|Clip art: Clker|
Show me an instructor who loves doing pronunciation work, however, and I'll almost always show you one who is at least an enthusiastic "gesticulator" but probably also a musician of some kind or avid exerciser! Every time I do that informal poll at a conference, the agreement is near 100% in the audience.
Still the best place to get a general understanding of the integration of mind and body in education and therapy is in psychotherapies such as Somatic Therapy: Somatic Therapy: Using the Mind–Body Connection to Get Results. (To access that 7-page primer, however, you'll have to sign on to Psychotherapynetworker.org; go to the "Free reports" tab and download a copy. No need; I've done that for you. I'll be reporting in later blogposts on some innovative and applicable techniques from that source.)

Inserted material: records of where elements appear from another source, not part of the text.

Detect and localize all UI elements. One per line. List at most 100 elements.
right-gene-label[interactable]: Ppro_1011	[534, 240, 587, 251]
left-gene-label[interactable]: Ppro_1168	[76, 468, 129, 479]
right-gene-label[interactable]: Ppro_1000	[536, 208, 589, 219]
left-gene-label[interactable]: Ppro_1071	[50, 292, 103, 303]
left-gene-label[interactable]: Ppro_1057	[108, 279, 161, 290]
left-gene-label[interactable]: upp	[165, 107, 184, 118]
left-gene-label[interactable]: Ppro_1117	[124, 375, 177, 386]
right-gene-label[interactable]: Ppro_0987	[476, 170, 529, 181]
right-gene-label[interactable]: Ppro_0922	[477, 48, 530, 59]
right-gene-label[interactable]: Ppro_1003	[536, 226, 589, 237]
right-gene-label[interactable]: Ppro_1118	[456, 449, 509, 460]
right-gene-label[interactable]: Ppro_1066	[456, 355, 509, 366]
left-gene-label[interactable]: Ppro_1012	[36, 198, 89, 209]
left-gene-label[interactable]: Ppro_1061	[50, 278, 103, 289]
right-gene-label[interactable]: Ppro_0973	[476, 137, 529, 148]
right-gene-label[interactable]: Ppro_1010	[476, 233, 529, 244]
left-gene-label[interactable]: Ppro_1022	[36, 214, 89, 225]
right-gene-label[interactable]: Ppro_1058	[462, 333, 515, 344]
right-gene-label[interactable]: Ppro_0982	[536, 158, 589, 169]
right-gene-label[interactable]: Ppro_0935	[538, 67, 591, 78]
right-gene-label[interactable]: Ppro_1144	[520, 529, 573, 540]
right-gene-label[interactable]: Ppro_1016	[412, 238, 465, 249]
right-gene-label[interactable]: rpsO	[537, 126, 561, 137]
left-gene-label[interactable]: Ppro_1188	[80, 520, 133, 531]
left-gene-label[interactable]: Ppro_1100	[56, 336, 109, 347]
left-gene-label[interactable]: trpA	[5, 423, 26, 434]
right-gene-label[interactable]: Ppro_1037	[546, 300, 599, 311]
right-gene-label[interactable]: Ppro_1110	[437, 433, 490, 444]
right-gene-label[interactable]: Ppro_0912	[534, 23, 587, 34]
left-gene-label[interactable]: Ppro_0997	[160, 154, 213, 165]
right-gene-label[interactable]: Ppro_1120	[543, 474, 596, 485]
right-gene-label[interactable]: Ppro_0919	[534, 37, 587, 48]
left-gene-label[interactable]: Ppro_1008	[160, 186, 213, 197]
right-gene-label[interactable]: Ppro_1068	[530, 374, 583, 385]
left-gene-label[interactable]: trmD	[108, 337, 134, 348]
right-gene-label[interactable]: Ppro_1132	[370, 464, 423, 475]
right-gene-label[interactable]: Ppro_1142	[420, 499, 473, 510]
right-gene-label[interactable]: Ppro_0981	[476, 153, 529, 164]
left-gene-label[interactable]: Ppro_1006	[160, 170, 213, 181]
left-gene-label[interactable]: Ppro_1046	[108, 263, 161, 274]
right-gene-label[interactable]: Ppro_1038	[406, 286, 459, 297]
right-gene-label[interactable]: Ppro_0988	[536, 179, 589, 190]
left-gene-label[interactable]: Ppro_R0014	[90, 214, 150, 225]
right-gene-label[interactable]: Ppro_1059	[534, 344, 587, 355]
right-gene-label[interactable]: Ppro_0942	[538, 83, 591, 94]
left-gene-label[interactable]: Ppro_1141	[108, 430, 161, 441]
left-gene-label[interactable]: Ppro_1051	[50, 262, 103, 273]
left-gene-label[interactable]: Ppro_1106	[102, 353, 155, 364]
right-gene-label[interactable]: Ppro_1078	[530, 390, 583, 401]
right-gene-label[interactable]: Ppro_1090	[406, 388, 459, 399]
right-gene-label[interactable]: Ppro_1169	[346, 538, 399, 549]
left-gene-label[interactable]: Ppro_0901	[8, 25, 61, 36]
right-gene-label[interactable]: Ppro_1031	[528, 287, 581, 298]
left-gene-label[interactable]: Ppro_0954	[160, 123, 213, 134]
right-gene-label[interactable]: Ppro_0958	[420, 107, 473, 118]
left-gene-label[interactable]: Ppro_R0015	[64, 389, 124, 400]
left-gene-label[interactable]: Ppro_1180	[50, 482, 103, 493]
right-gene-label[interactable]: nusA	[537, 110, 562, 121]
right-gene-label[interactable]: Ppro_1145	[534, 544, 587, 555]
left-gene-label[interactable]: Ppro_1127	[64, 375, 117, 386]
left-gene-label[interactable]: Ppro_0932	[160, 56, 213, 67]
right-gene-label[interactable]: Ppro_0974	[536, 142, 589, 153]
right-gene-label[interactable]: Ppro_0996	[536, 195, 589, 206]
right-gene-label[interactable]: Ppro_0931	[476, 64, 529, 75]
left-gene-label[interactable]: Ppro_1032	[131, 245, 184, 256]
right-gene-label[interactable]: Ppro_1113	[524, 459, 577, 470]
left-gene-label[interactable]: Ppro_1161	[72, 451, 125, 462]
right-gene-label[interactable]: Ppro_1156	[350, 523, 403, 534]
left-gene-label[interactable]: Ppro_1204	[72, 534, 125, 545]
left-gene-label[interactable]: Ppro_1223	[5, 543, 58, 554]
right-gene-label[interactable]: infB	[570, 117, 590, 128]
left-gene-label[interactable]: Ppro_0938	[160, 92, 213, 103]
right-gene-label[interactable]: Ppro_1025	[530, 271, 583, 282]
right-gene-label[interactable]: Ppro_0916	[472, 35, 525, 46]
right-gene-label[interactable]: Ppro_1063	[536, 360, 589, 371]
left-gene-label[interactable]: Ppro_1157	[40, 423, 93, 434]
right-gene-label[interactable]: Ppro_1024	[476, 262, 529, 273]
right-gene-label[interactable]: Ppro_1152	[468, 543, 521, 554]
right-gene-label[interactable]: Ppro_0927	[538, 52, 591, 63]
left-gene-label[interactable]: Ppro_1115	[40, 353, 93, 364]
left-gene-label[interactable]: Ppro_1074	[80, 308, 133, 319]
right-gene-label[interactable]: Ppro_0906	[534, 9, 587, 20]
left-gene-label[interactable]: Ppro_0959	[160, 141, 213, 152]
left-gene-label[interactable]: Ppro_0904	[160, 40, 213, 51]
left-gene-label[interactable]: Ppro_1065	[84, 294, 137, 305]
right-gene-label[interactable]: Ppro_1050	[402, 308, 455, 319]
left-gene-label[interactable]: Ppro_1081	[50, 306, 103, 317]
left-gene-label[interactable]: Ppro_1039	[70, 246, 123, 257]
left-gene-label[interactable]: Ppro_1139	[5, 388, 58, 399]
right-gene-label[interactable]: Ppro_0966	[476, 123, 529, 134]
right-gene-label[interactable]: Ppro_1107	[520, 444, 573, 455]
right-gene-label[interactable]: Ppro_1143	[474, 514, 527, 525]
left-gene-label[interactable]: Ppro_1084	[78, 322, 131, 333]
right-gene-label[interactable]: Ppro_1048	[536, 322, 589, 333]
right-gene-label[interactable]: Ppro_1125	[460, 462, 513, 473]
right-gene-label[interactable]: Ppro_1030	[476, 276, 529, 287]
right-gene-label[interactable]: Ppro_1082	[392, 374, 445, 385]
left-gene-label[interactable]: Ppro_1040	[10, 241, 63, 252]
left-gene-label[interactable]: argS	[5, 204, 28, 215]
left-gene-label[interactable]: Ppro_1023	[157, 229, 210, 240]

It is instructive to read comments by clinicians who work in such holistic paradigms, especially to better understand why what we do works. In the piece, Wylie (p. 7) makes the following "prophetic"point--which applies to this field as well: " . . . somatic approaches may become sufficiently ordinary and acceptable that the line between “body psychotherapy” and “talk psychotherapy” may one day disappear entirely."
With emerging video and hapic methodology and technology, I'd only substitute "will" for "may"--and "very soon" for "one day!"